Weitergabe von Fluggastdaten Durchleuchtet bis zum Essenswunsch

Sitzplatz, Kreditkartennummer, Menü, Anzahl der Gepäckstücke: Die Europäische Union stimmt der Weitergabe von Fluggastdaten an die USA zu. Kritik kommt aus der SPD: Das Abkommen stelle "unschuldige Fluggäste unter Generalverdacht".

Von Julia Prummer, Brüssel

Im Mai soll das lange umstrittene Abkommen zwischen den USA und der Europäischen Union in Kraft treten, das die Weitergabe von Daten europäischer Fluggäste ermöglicht, die auf einem Transatlantikflug aus den Vereinigten Staaten kommen oder dort einreisen wollen. Das EU-Parlament stimmte dem Abkommen am Donnerstag trotz der Bedenken vieler Abgeordneter zu. Das neue Abkommen über Fluggast-Daten erlaubt amerikanischen Behörden, auf Informationen über jeden EU-Passagier zuzugreifen, gegen den ein Verdacht wegen terroristischer Handlungen oder anderer schwerer Verbrechen vorliegt.

Zu diesen Daten zählen Name, Anschrift, Sitzplatz- und auch Kreditkartennummer europäischer Fluggäste. Auch die Anzahl der Gepäckstücke, das Menü und jegliche Sonderwünsche der Passagiere an Bord werden weitergegeben. All diese Informationen dürfen von den USA bis zu 15 Jahre lang gespeichert werden.

Das neue Abkommen ersetzt eine vorläufige Vereinbarung aus dem Jahr 2007 und soll dazu beitragen, grenzüberschreitende Verbrechen, schneller aufzuklären. Jedes US-Gericht darf die sensibleren Passagierdaten anfordern, wenn ein Verbrechen vorliegt, bei dem ein Strafausmaß von mehr als drei Jahren droht.

Gegner des Abkommens wie die SPD-Europaabgeordnete Birgit Sippel kritisieren, dass der Anwendungsbereich zu stark ausgeweitet worden sei. Das Abkommen diene nicht nur der Bekämpfung von internationalem Terrorismus und organisierter Kriminalität, sondern stelle "unschuldige Fluggäste unter Generalverdacht". Beispielsweise liege bereits ein grenzüberschreitendes Verbrechen vor, wenn es innerhalb der Landesgrenzen eines Staates begangen werde und der Täter anschließend ausreise.
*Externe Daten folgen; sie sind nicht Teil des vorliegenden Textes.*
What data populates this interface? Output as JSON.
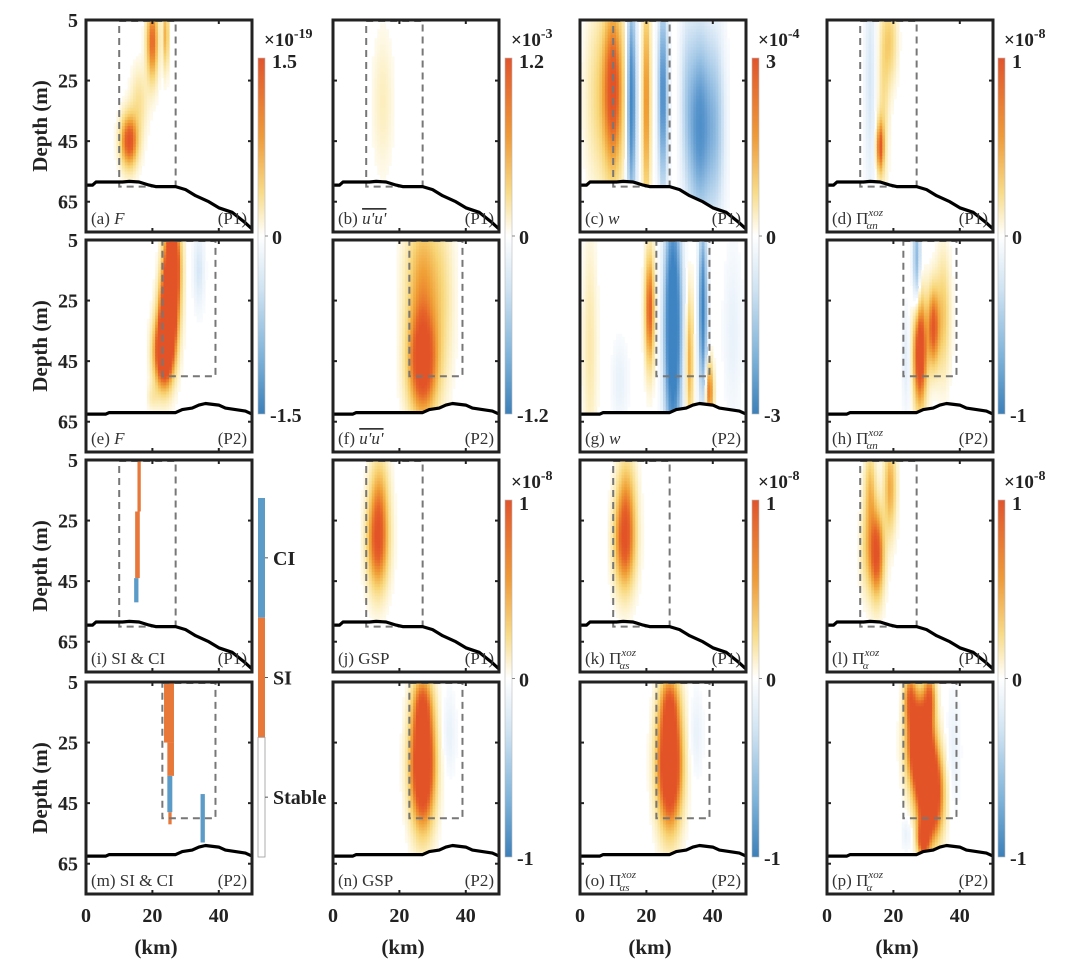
{
  "chart_data": {
    "type": "heatmap",
    "title": "",
    "xlabel": "(km)",
    "ylabel": "Depth (m)",
    "xlim": [
      0,
      50
    ],
    "ylim": [
      5,
      75
    ],
    "x_ticks": [
      "0",
      "20",
      "40"
    ],
    "x_tick_values": [
      0,
      20,
      40
    ],
    "y_ticks": [
      "5",
      "25",
      "45",
      "65"
    ],
    "y_tick_values": [
      5,
      25,
      45,
      65
    ],
    "profiles": {
      "P1": {
        "bathymetry": [
          [
            0,
            59.5
          ],
          [
            2,
            59.5
          ],
          [
            3,
            58.5
          ],
          [
            11,
            58.5
          ],
          [
            13,
            58.3
          ],
          [
            16,
            58.5
          ],
          [
            19,
            59.5
          ],
          [
            21,
            60
          ],
          [
            27,
            60
          ],
          [
            30,
            61
          ],
          [
            33,
            63
          ],
          [
            37,
            65
          ],
          [
            40,
            67
          ],
          [
            44,
            68.5
          ],
          [
            48,
            72
          ],
          [
            50,
            74
          ]
        ],
        "box": {
          "x": [
            10,
            27
          ],
          "depth": [
            5,
            60
          ]
        }
      },
      "P2": {
        "bathymetry": [
          [
            0,
            62.5
          ],
          [
            6,
            62.5
          ],
          [
            7,
            62
          ],
          [
            27,
            62
          ],
          [
            29,
            61
          ],
          [
            32,
            60.5
          ],
          [
            34,
            59.5
          ],
          [
            36,
            59
          ],
          [
            40,
            59.5
          ],
          [
            42,
            60.5
          ],
          [
            45,
            61
          ],
          [
            48,
            61.5
          ],
          [
            50,
            62.5
          ]
        ],
        "box": {
          "x": [
            23,
            39
          ],
          "depth": [
            5,
            50
          ]
        }
      }
    },
    "colorbars": [
      {
        "id": "cb1",
        "exponent": "-19",
        "max_label": "1.5",
        "mid_label": "0",
        "min_label": "-1.5",
        "range": [
          -1.5,
          1.5
        ],
        "applies_to": [
          "a",
          "e"
        ]
      },
      {
        "id": "cb2",
        "exponent": "-3",
        "max_label": "1.2",
        "mid_label": "0",
        "min_label": "-1.2",
        "range": [
          -1.2,
          1.2
        ],
        "applies_to": [
          "b",
          "f"
        ]
      },
      {
        "id": "cb3",
        "exponent": "-4",
        "max_label": "3",
        "mid_label": "0",
        "min_label": "-3",
        "range": [
          -3,
          3
        ],
        "applies_to": [
          "c",
          "g"
        ]
      },
      {
        "id": "cb4",
        "exponent": "-8",
        "max_label": "1",
        "mid_label": "0",
        "min_label": "-1",
        "range": [
          -1,
          1
        ],
        "applies_to": [
          "d",
          "h"
        ]
      },
      {
        "id": "cb6",
        "exponent": "-8",
        "max_label": "1",
        "mid_label": "0",
        "min_label": "-1",
        "range": [
          -1,
          1
        ],
        "applies_to": [
          "j",
          "n"
        ]
      },
      {
        "id": "cb7",
        "exponent": "-8",
        "max_label": "1",
        "mid_label": "0",
        "min_label": "-1",
        "range": [
          -1,
          1
        ],
        "applies_to": [
          "k",
          "o"
        ]
      },
      {
        "id": "cb8",
        "exponent": "-8",
        "max_label": "1",
        "mid_label": "0",
        "min_label": "-1",
        "range": [
          -1,
          1
        ],
        "applies_to": [
          "l",
          "p"
        ]
      }
    ],
    "categorical_colorbar": {
      "applies_to": [
        "i",
        "m"
      ],
      "categories": [
        {
          "label": "CI",
          "color": "#5b9bc8"
        },
        {
          "label": "SI",
          "color": "#e8783a"
        },
        {
          "label": "Stable",
          "color": "#ffffff"
        }
      ]
    },
    "colormap": {
      "positive_strong": "#e6552a",
      "positive_mid": "#f0a030",
      "positive_weak": "#fbe7a0",
      "zero": "#ffffff",
      "negative_weak": "#cfe4f3",
      "negative_strong": "#3f86c2"
    },
    "panels": [
      {
        "id": "a",
        "label": "(a)",
        "var": "F",
        "var_style": "italic",
        "profile": "P1",
        "row": 0,
        "col": 0,
        "blobs": [
          {
            "x": 13,
            "d": 45,
            "sx": 1.8,
            "sd": 6,
            "v": 1.0
          },
          {
            "x": 20,
            "d": 12,
            "sx": 1.2,
            "sd": 9,
            "v": 0.85
          },
          {
            "x": 24,
            "d": 10,
            "sx": 0.6,
            "sd": 8,
            "v": 0.55
          },
          {
            "x": 16,
            "d": 32,
            "sx": 1.8,
            "sd": 8,
            "v": 0.25
          }
        ]
      },
      {
        "id": "b",
        "label": "(b)",
        "var": "u'u'",
        "var_style": "overline-italic",
        "profile": "P1",
        "row": 0,
        "col": 1,
        "blobs": [
          {
            "x": 15,
            "d": 32,
            "sx": 2.2,
            "sd": 16,
            "v": 0.15
          }
        ]
      },
      {
        "id": "c",
        "label": "(c)",
        "var": "w",
        "var_style": "italic",
        "profile": "P1",
        "row": 0,
        "col": 2,
        "blobs": [
          {
            "x": 10,
            "d": 28,
            "sx": 2.2,
            "sd": 20,
            "v": 1.0
          },
          {
            "x": 5,
            "d": 30,
            "sx": 2.5,
            "sd": 20,
            "v": 0.25
          },
          {
            "x": 15.5,
            "d": 32,
            "sx": 1.0,
            "sd": 25,
            "v": -1.0
          },
          {
            "x": 20,
            "d": 32,
            "sx": 0.8,
            "sd": 25,
            "v": 0.7
          },
          {
            "x": 25,
            "d": 30,
            "sx": 1.0,
            "sd": 22,
            "v": -0.9
          },
          {
            "x": 36,
            "d": 40,
            "sx": 2.5,
            "sd": 22,
            "v": -0.85
          },
          {
            "x": 41,
            "d": 40,
            "sx": 2.0,
            "sd": 22,
            "v": -0.45
          },
          {
            "x": 32,
            "d": 30,
            "sx": 1.5,
            "sd": 22,
            "v": -0.25
          }
        ]
      },
      {
        "id": "d",
        "label": "(d)",
        "var": "Π",
        "var_sup": "xoz",
        "var_sub": "αn",
        "profile": "P1",
        "row": 0,
        "col": 3,
        "blobs": [
          {
            "x": 16,
            "d": 47,
            "sx": 0.8,
            "sd": 6,
            "v": 0.85
          },
          {
            "x": 19,
            "d": 12,
            "sx": 1.5,
            "sd": 10,
            "v": 0.35
          },
          {
            "x": 13,
            "d": 25,
            "sx": 1.2,
            "sd": 28,
            "v": -0.25
          },
          {
            "x": 17,
            "d": 30,
            "sx": 1.2,
            "sd": 20,
            "v": 0.25
          }
        ]
      },
      {
        "id": "e",
        "label": "(e)",
        "var": "F",
        "var_style": "italic",
        "profile": "P2",
        "row": 1,
        "col": 0,
        "blobs": [
          {
            "x": 26,
            "d": 12,
            "sx": 1.6,
            "sd": 10,
            "v": 1.6
          },
          {
            "x": 25,
            "d": 28,
            "sx": 1.8,
            "sd": 9,
            "v": 1.6
          },
          {
            "x": 23.5,
            "d": 42,
            "sx": 2.0,
            "sd": 8,
            "v": 1.6
          },
          {
            "x": 34,
            "d": 15,
            "sx": 1.2,
            "sd": 9,
            "v": -0.25
          },
          {
            "x": 20,
            "d": 57,
            "sx": 1.2,
            "sd": 3,
            "v": 0.15
          }
        ]
      },
      {
        "id": "f",
        "label": "(f)",
        "var": "u'u'",
        "var_style": "overline-italic",
        "profile": "P2",
        "row": 1,
        "col": 1,
        "blobs": [
          {
            "x": 27,
            "d": 46,
            "sx": 3.0,
            "sd": 12,
            "v": 1.15
          },
          {
            "x": 27,
            "d": 18,
            "sx": 3.5,
            "sd": 16,
            "v": 0.55
          },
          {
            "x": 33,
            "d": 25,
            "sx": 2.5,
            "sd": 20,
            "v": 0.2
          }
        ]
      },
      {
        "id": "g",
        "label": "(g)",
        "var": "w",
        "var_style": "italic",
        "profile": "P2",
        "row": 1,
        "col": 2,
        "blobs": [
          {
            "x": 21,
            "d": 28,
            "sx": 1.0,
            "sd": 13,
            "v": 0.9
          },
          {
            "x": 28,
            "d": 34,
            "sx": 1.8,
            "sd": 28,
            "v": -1.4
          },
          {
            "x": 37,
            "d": 28,
            "sx": 0.9,
            "sd": 20,
            "v": -1.0
          },
          {
            "x": 33,
            "d": 45,
            "sx": 0.8,
            "sd": 16,
            "v": 0.55
          },
          {
            "x": 39,
            "d": 55,
            "sx": 0.8,
            "sd": 7,
            "v": 0.8
          },
          {
            "x": 3,
            "d": 40,
            "sx": 1.5,
            "sd": 25,
            "v": 0.2
          },
          {
            "x": 12,
            "d": 52,
            "sx": 1.8,
            "sd": 10,
            "v": -0.15
          },
          {
            "x": 46,
            "d": 35,
            "sx": 2,
            "sd": 20,
            "v": -0.15
          }
        ]
      },
      {
        "id": "h",
        "label": "(h)",
        "var": "Π",
        "var_sup": "xoz",
        "var_sub": "αn",
        "profile": "P2",
        "row": 1,
        "col": 3,
        "blobs": [
          {
            "x": 28,
            "d": 42,
            "sx": 1.4,
            "sd": 12,
            "v": 1.3
          },
          {
            "x": 32,
            "d": 34,
            "sx": 1.2,
            "sd": 9,
            "v": 0.9
          },
          {
            "x": 35,
            "d": 30,
            "sx": 1.5,
            "sd": 14,
            "v": 0.4
          },
          {
            "x": 27,
            "d": 12,
            "sx": 0.8,
            "sd": 14,
            "v": -0.6
          },
          {
            "x": 24,
            "d": 45,
            "sx": 1.0,
            "sd": 12,
            "v": -0.2
          }
        ]
      },
      {
        "id": "i",
        "label": "(i)",
        "var": "SI & CI",
        "var_style": "roman",
        "profile": "P1",
        "row": 2,
        "col": 0,
        "categorical": true,
        "segments": [
          {
            "x": [
              15.5,
              16.5
            ],
            "d": [
              5,
              22
            ],
            "cls": "SI"
          },
          {
            "x": [
              14.8,
              16.2
            ],
            "d": [
              22,
              44
            ],
            "cls": "SI"
          },
          {
            "x": [
              14.5,
              15.8
            ],
            "d": [
              44,
              52
            ],
            "cls": "CI"
          }
        ]
      },
      {
        "id": "j",
        "label": "(j)",
        "var": "GSP",
        "var_style": "roman",
        "profile": "P1",
        "row": 2,
        "col": 1,
        "blobs": [
          {
            "x": 13.5,
            "d": 32,
            "sx": 2.2,
            "sd": 11,
            "v": 0.95
          },
          {
            "x": 14,
            "d": 15,
            "sx": 2.0,
            "sd": 10,
            "v": 0.35
          }
        ]
      },
      {
        "id": "k",
        "label": "(k)",
        "var": "Π",
        "var_sup": "xoz",
        "var_sub": "αs",
        "profile": "P1",
        "row": 2,
        "col": 2,
        "blobs": [
          {
            "x": 13.5,
            "d": 32,
            "sx": 2.2,
            "sd": 11,
            "v": 0.95
          },
          {
            "x": 14,
            "d": 15,
            "sx": 2.0,
            "sd": 10,
            "v": 0.35
          }
        ]
      },
      {
        "id": "l",
        "label": "(l)",
        "var": "Π",
        "var_sup": "xoz",
        "var_sub": "α",
        "profile": "P1",
        "row": 2,
        "col": 3,
        "blobs": [
          {
            "x": 15,
            "d": 36,
            "sx": 1.5,
            "sd": 10,
            "v": 1.0
          },
          {
            "x": 13,
            "d": 15,
            "sx": 1.2,
            "sd": 10,
            "v": 0.45
          },
          {
            "x": 19,
            "d": 14,
            "sx": 1.3,
            "sd": 11,
            "v": 0.55
          },
          {
            "x": 12,
            "d": 35,
            "sx": 1.5,
            "sd": 10,
            "v": 0.3
          }
        ]
      },
      {
        "id": "m",
        "label": "(m)",
        "var": "SI & CI",
        "var_style": "roman",
        "profile": "P2",
        "row": 3,
        "col": 0,
        "categorical": true,
        "segments": [
          {
            "x": [
              23.5,
              26.5
            ],
            "d": [
              5,
              25
            ],
            "cls": "SI"
          },
          {
            "x": [
              24.5,
              26.5
            ],
            "d": [
              25,
              36
            ],
            "cls": "SI"
          },
          {
            "x": [
              24.5,
              26
            ],
            "d": [
              36,
              48
            ],
            "cls": "CI"
          },
          {
            "x": [
              24.8,
              25.8
            ],
            "d": [
              48,
              52
            ],
            "cls": "SI"
          },
          {
            "x": [
              34.5,
              35.8
            ],
            "d": [
              42,
              58
            ],
            "cls": "CI"
          }
        ]
      },
      {
        "id": "n",
        "label": "(n)",
        "var": "GSP",
        "var_style": "roman",
        "profile": "P2",
        "row": 3,
        "col": 1,
        "blobs": [
          {
            "x": 27,
            "d": 32,
            "sx": 2.5,
            "sd": 14,
            "v": 1.6
          },
          {
            "x": 27,
            "d": 12,
            "sx": 2.0,
            "sd": 7,
            "v": 0.5
          },
          {
            "x": 35,
            "d": 22,
            "sx": 1.5,
            "sd": 10,
            "v": -0.15
          }
        ]
      },
      {
        "id": "o",
        "label": "(o)",
        "var": "Π",
        "var_sup": "xoz",
        "var_sub": "αs",
        "profile": "P2",
        "row": 3,
        "col": 2,
        "blobs": [
          {
            "x": 27,
            "d": 32,
            "sx": 2.5,
            "sd": 14,
            "v": 1.6
          },
          {
            "x": 27,
            "d": 12,
            "sx": 2.0,
            "sd": 7,
            "v": 0.5
          },
          {
            "x": 35,
            "d": 22,
            "sx": 1.5,
            "sd": 10,
            "v": -0.15
          }
        ]
      },
      {
        "id": "p",
        "label": "(p)",
        "var": "Π",
        "var_sup": "xoz",
        "var_sub": "α",
        "profile": "P2",
        "row": 3,
        "col": 3,
        "blobs": [
          {
            "x": 28,
            "d": 25,
            "sx": 2.5,
            "sd": 10,
            "v": 1.8
          },
          {
            "x": 31,
            "d": 42,
            "sx": 2.5,
            "sd": 10,
            "v": 1.8
          },
          {
            "x": 25,
            "d": 10,
            "sx": 1.2,
            "sd": 6,
            "v": 0.7
          },
          {
            "x": 31,
            "d": 10,
            "sx": 1.2,
            "sd": 6,
            "v": 0.7
          },
          {
            "x": 29,
            "d": 57,
            "sx": 1.2,
            "sd": 4,
            "v": 1.0
          },
          {
            "x": 38,
            "d": 28,
            "sx": 1.5,
            "sd": 14,
            "v": -0.15
          },
          {
            "x": 24,
            "d": 55,
            "sx": 1.2,
            "sd": 4,
            "v": -0.15
          }
        ]
      }
    ]
  },
  "labels": {
    "ylabel": "Depth (m)",
    "xlabel": "(km)",
    "profile_P1": "(P1)",
    "profile_P2": "(P2)",
    "times": "×10"
  }
}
Die europäischen Mitgliedsstaaten hatten dem Fluggast-Datenabkommen bereits im Dezember vergangenen Jahres zugestimmt. Deutschland enthielt sich der Stimme. Justizministerin Sabine Leutheusser-Schnarrenberger (FDP) äußerte damals Bedenken wegen der "sehr, sehr langen" Speicherzeit der sensiblen Informationen. Hinzu komme, dass das neue Abkommen die Europäer im Gegenzug nicht berechtige, auf Daten von amerikanischen Staatsbürgern zuzugreifen. Ein entsprechendes Übereinkommen wird noch verhandelt.